- Born: c. 1665 Ireland
- Died: 1713 Long Island, Province of New York
- Known for: Early settler of American colonies
- Spouse: Freelove Townsend
- Relatives: Thomas Jones (historian) (grandson)

= Thomas Jones (privateer) =

Irish emigrant to New England and privateer

Thomas Jones (c. 1665 – 13 December 1713) emigrated from Strabane, Ireland, to Rhode Island. There he married Freelove Townsend, daughter of Captain Thomas Townsend, and went on to serve as a privateer. He later became an influential figure on Long Island.

==History==
Thomas Jones was born about 1665. He fought in the Battle of the Boyne, Aghrim, and at the capitulation of Limerick, serving under William III of England and under James II of Ireland. For this service he attained the rank of major.

He emigrated to America where he met and married Freelove Townsend, daughter of Captain Thomas Townsend, while in Warwick, Rhode Island. After that he was outfitted as a privateer and absent for three years, during which time he made many captures. His father-in-law, Captain Thomas Townsend, moved to Oyster Bay with his daughter Freelove.

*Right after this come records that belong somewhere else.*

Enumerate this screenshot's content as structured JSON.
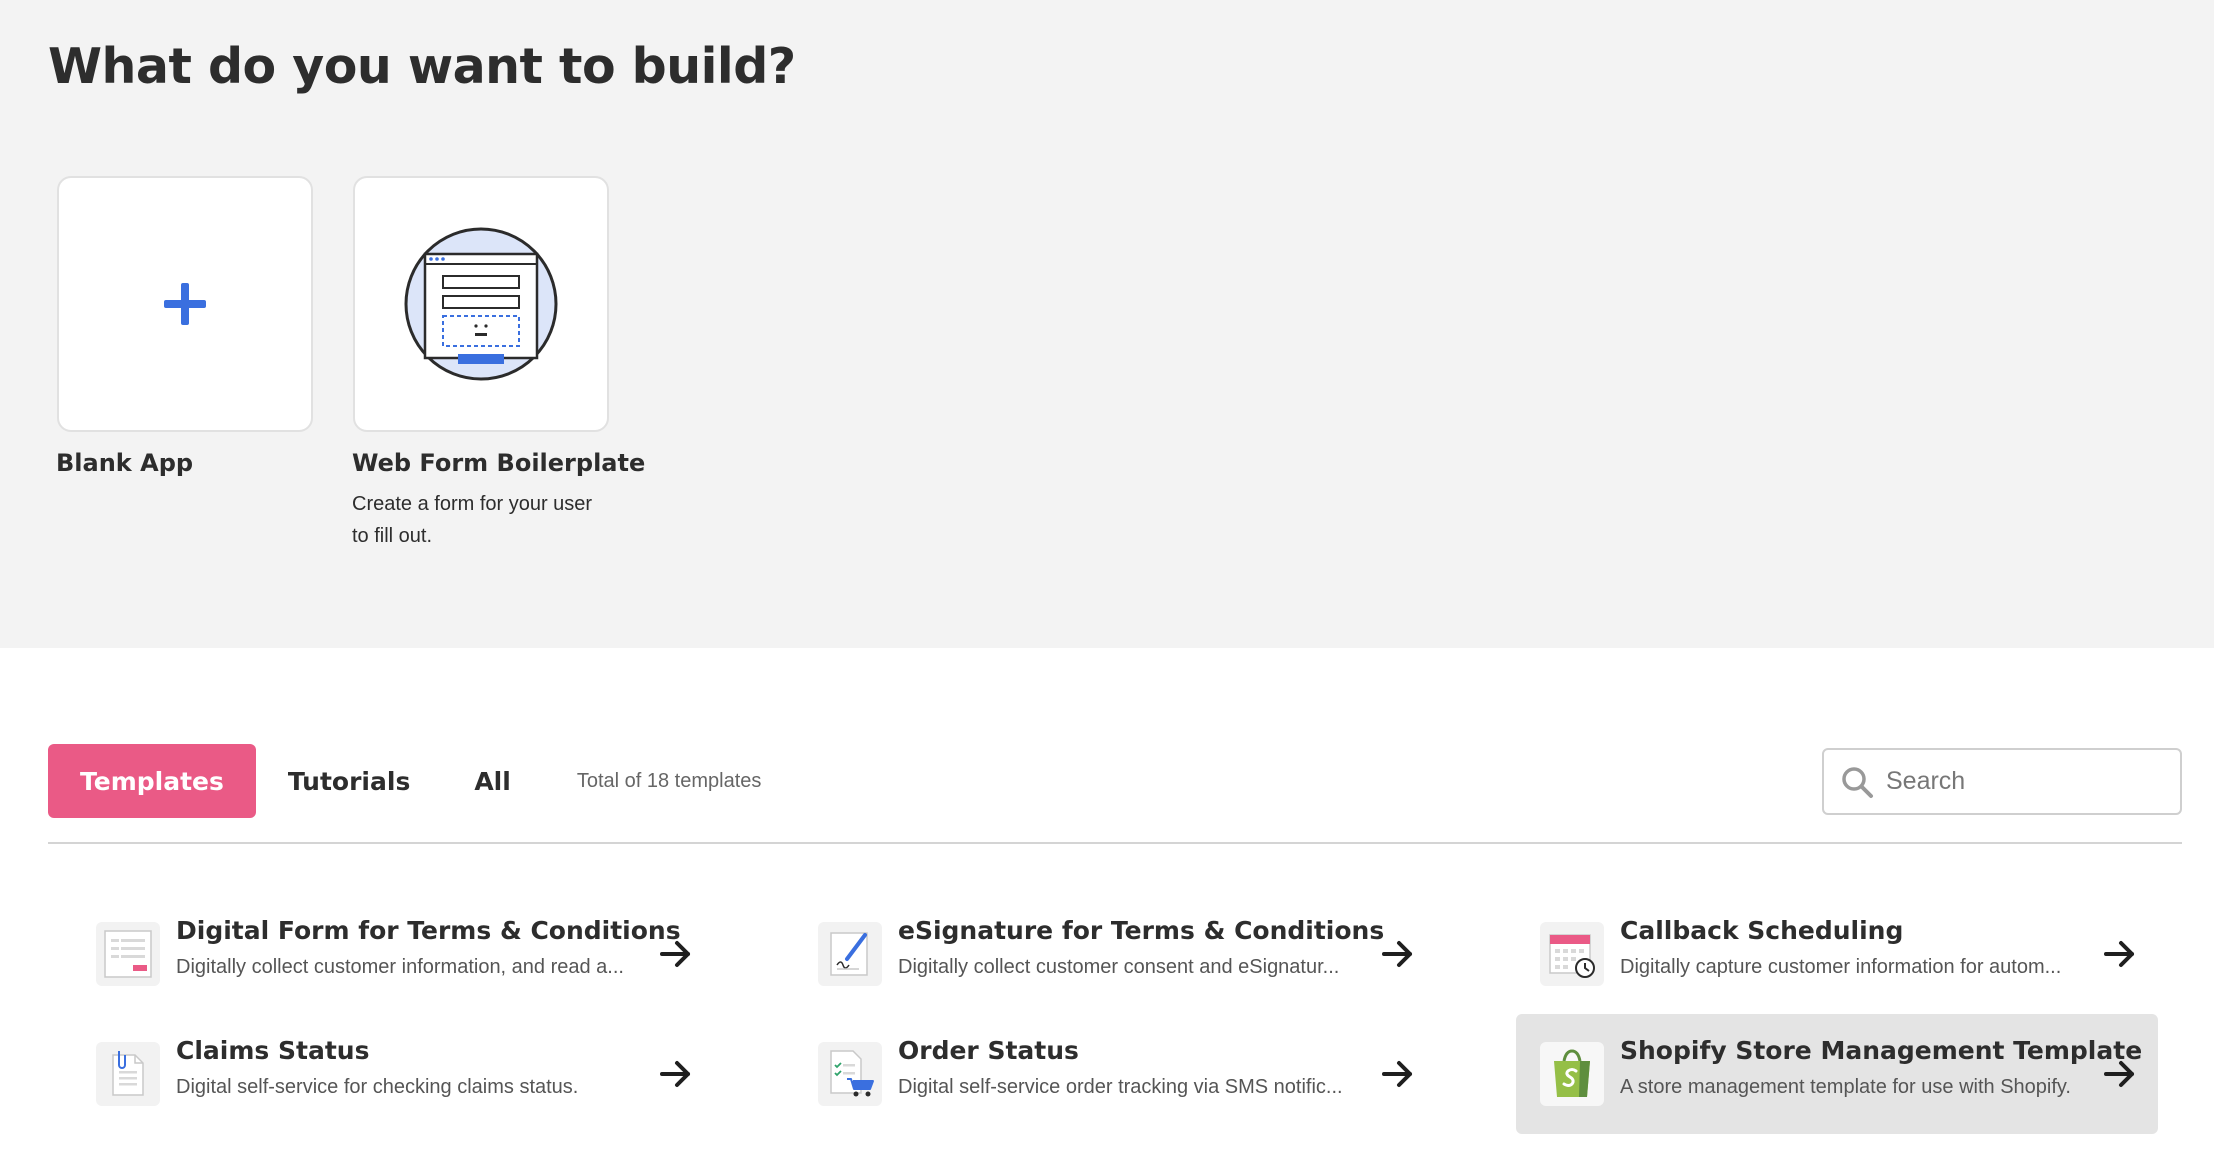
{
  "header": {
    "title": "What do you want to build?"
  },
  "starters": [
    {
      "label": "Blank App",
      "description": ""
    },
    {
      "label": "Web Form Boilerplate",
      "description_line1": "Create a form for your user",
      "description_line2": "to fill out."
    }
  ],
  "tabs": [
    {
      "label": "Templates",
      "active": true
    },
    {
      "label": "Tutorials",
      "active": false
    },
    {
      "label": "All",
      "active": false
    }
  ],
  "total_label": "Total of 18 templates",
  "search": {
    "placeholder": "Search",
    "value": ""
  },
  "templates": [
    {
      "name": "Digital Form for Terms & Conditions",
      "description": "Digitally collect customer information, and read a...",
      "icon": "form-document-icon"
    },
    {
      "name": "eSignature for Terms & Conditions",
      "description": "Digitally collect customer consent and eSignatur...",
      "icon": "signature-pen-icon"
    },
    {
      "name": "Callback Scheduling",
      "description": "Digitally capture customer information for autom...",
      "icon": "calendar-clock-icon"
    },
    {
      "name": "Claims Status",
      "description": "Digital self-service for checking claims status.",
      "icon": "clipboard-document-icon"
    },
    {
      "name": "Order Status",
      "description": "Digital self-service order tracking via SMS notific...",
      "icon": "order-cart-icon"
    },
    {
      "name": "Shopify Store Management Template",
      "description": "A store management template for use with Shopify.",
      "icon": "shopify-bag-icon"
    }
  ],
  "colors": {
    "accent_pink": "#ea5a86",
    "accent_blue": "#3a6fdf",
    "background_gray": "#f3f3f3"
  }
}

Freelove Townsend was a woman of great intelligence and ability. Following her husband's death, management of his estates was given over to her, as well as the education of their children. She was baptized in 1702 by the famous George Keith and the Rev. John Thomas, who were sent by the Society for the Propagation of the Gospel in Foreign Parts.

In 1688, Captain Thomas Townsend had bought from the Massapequa Indians a piece of land at South Oyster Bay, which he gave in 1695 "unto Thomas Jones of Oyster Bay, my son-in-law, and to Freelove his wife, my daughter". In 1696, Jones built the first house of bricks so far east on Long Island.

Jones was admitted an associate freeholder under the original patent of Oyster Bay, granted by Governor Andros, on 29 September 1677. Lord Cornbury, the Governor of New York, commissioned him to be Captain of Militia in Queens County on 20 October 1702. Two years later, on 14 October 1704, he was appointed High Sheriff of Queens and, on 3 April 1706, was made Major of the Queens County Regiment. Hunter appointed Jones the "Ranger General of the Island of Nassau", the legal name then referring to Long Island. This commission started on 4 September 1710 and made him an officer of the Crown, with "Royal rights" or franchises of waifs, estrays, hunting, royal fish, treasure trove, mines, deodands, forfeitures, and the like.

Jones died on 13 December 1713 and was buried on a slight elevation on the left bank of the Massapequa. His tombstone, made of hard red sandstone of Rhode Island, bore an inscription written by himself (with original spelling preserved):

Here Lyes Interred The Body of

Major Thomas Jones, who came from

Strabane, in the Kingdom of Ireland,

Settled here, and Died, December, 1713.

From distant Lands to this Wild Waste he came,

This Seat he chose, and here he fix'd his Name.

Long May his Sons this Peaceful Spot Injoy,

And no Ill Fate his Offspring here Annoy.

==Famous descendants==
Judge David Jones, son of Jones and Freelove Townsend, was born on 16 September 1699. He became judge of Queens County in 1734, and in 1763 was the 2nd Justice of the Supreme Court of New York, where he sat for ten years.

Judge, loyalist and historian Thomas Jones (1731–1792) was the son of David Jones and Anna Willet. He was born on 30 April 1731 at his father's house in Fort Neck. He became Recorder of the City of New York and Judge of the Supreme Court, which later office he held until the close of the Revolutionary War, when he was forced to leave the country for England. There, he wrote his History of New York During the Revolutionary War, which recounts how during the Revolutionary War, a party of rebels from New England broke into and plundered his house at Fort Neck in November 1779.

==Namesakes==
Jones Beach State Park on Long Island is named after Jones.